![]() |
Oleh: Dr. H. Agustin Hanapi, Lc., MA Ketua Prodi Hukum Keluarga UIN Ar-Raniry |
Dalam Q.S. al-Baqarah: 143 disebutkan,
“Dan demikian (pula) Kami
menjadikan kamu (umat Islam) ummatan wasathan (umat yang adil dan pilihan) agar
kamu menjadi saksi atas (perbuatan manusia) dan agar Rasul (Muhammad) menjadi
saksi atas (perbuatan) kamu…”
Ayat ini menerangkan tentang kualifikasi umat
yang baik dengan menggunakan kalimat “ummatan wasathan”. Definisi “ummathan
wasathan” jika diuraikan lebih lanjut ialah, bahwa kata ummat terambil dari kata (amma-yaummu) yang berarti menuju, menumpu, dan
meneladani. Dari akar kata yang sama, lahir antara lain kata um yang berarti “ibu” dan imam yang maknanya “pemimpin” karena
keduanya menjadi teladan, tumpuan pandangan, dan harapan anggota masyarakat.

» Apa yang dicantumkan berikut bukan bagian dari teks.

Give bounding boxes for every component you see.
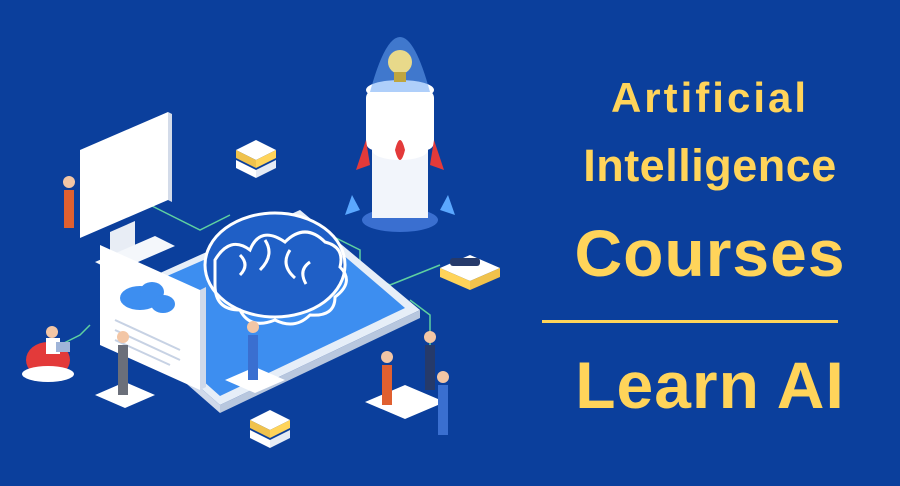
ai-courses-banner: Artificial Intelligence Courses Learn AI bbox=[0, 0, 900, 486]
headline-line-1: Artificial bbox=[610, 74, 810, 121]
rocket-icon bbox=[345, 37, 455, 232]
floating-tile-right bbox=[440, 255, 500, 290]
headline-line-3: Courses bbox=[574, 216, 846, 290]
isometric-ai-illustration bbox=[22, 37, 500, 448]
server-stack-icon bbox=[236, 140, 276, 178]
headline-line-2: Intelligence bbox=[583, 140, 837, 191]
headline-line-4: Learn AI bbox=[575, 348, 845, 422]
monitor-icon bbox=[80, 112, 175, 272]
server-stack-icon bbox=[250, 410, 290, 448]
headline-block: Artificial Intelligence Courses Learn AI bbox=[520, 0, 900, 486]
divider bbox=[542, 320, 838, 323]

Mulanya kata wasath berarti segala yang baik dengan objeknya, atau sesuatu yang baik yang berada pada posisi di antara dua yang ekstrem. Misalnya,
keberanian
adalah pertengahan dari sifat ceroboh dan takut. Begitu juga dengan kedermawanan merupakan pertengahan
antara sikap boros dan kikir. Kesucian merupakan pertengahan antara kedurhakaan
karena dorongan nafsu yang menggebu dan impotensi. Dari sini kata wasath berkembang maknanya menjadi tengah.
Pengertian Wasathiah
Menurut para Mufasir, wasath mengandung
lima pengertian.
Pertama, baik atau
yang terbaik. Imam al-Qurtubhi memaknai kata wasatha sebagai oase di
tengah gurun pasir, perumpamaan mata air di tengah kegersangan, itulah ungkapan
bagi ummatan wasathan yang bermakna khair al-ummah (umat terbaik).
Kedua, bermakna utama atau sesuatu yang amat penting. Ketiga, umat yang
adil. Keempat, seimbang. dan Islam merupakan agama yang
seimbang dalam dunia dan akhirat. Kelima, moderat. Seseorang yang tidak
ekstrem dalam berperilaku, baik dalam pengambilan keputusan maupun di dalam
melaksanakan berbagai amalan termasuk dalam ibadah.
Menurut
imam Thabari, konsep "ummatan wasathan" dipahami sebagai “Umat
yang terpilih”, namun tidak hanya itu, tetapi juga umat yang seimbang dalam
segala hal. Yaitu umat yang memiliki sifat tengah-tengah, tidak terlalu condong
kepada kepentingan dunia, tidak terlalu terikat pada kebutuhan jasmani, dan
tidak mengabaikan sepenuhnya hal-hal yang bersifat duniawi.
Sedangkan
menurut buya Hamka, ummatan wasathan adalah umat Nabi Muhammad yang
mengikuti jalan lurus, berada pada posisi tengah, tidak terpaku pada dunia
sehingga tidak diperhamba oleh materi, namun juga tidak hanya memikirkan urusan
rohani saja sehingga tidak dapat dijalankan karena tubuh kita masih hidup.
Kata
ummatan wasathan dalam Alqur’an mengandung konsep masyarakat ideal,
yakni masyarakat harmonis atau masyarakat yang berkesinambungan. Dengan demikian, ummatan wasathan adalah umat moderat, yang posisinya
berada di tengah, agar dilihat oleh semua pihak, dan dari segenap penjuru. Atau mengambil jalan tengah yang ditandai dengan tidak
berlebihan maupun tidak berkekurangan dalam moderasi beragama.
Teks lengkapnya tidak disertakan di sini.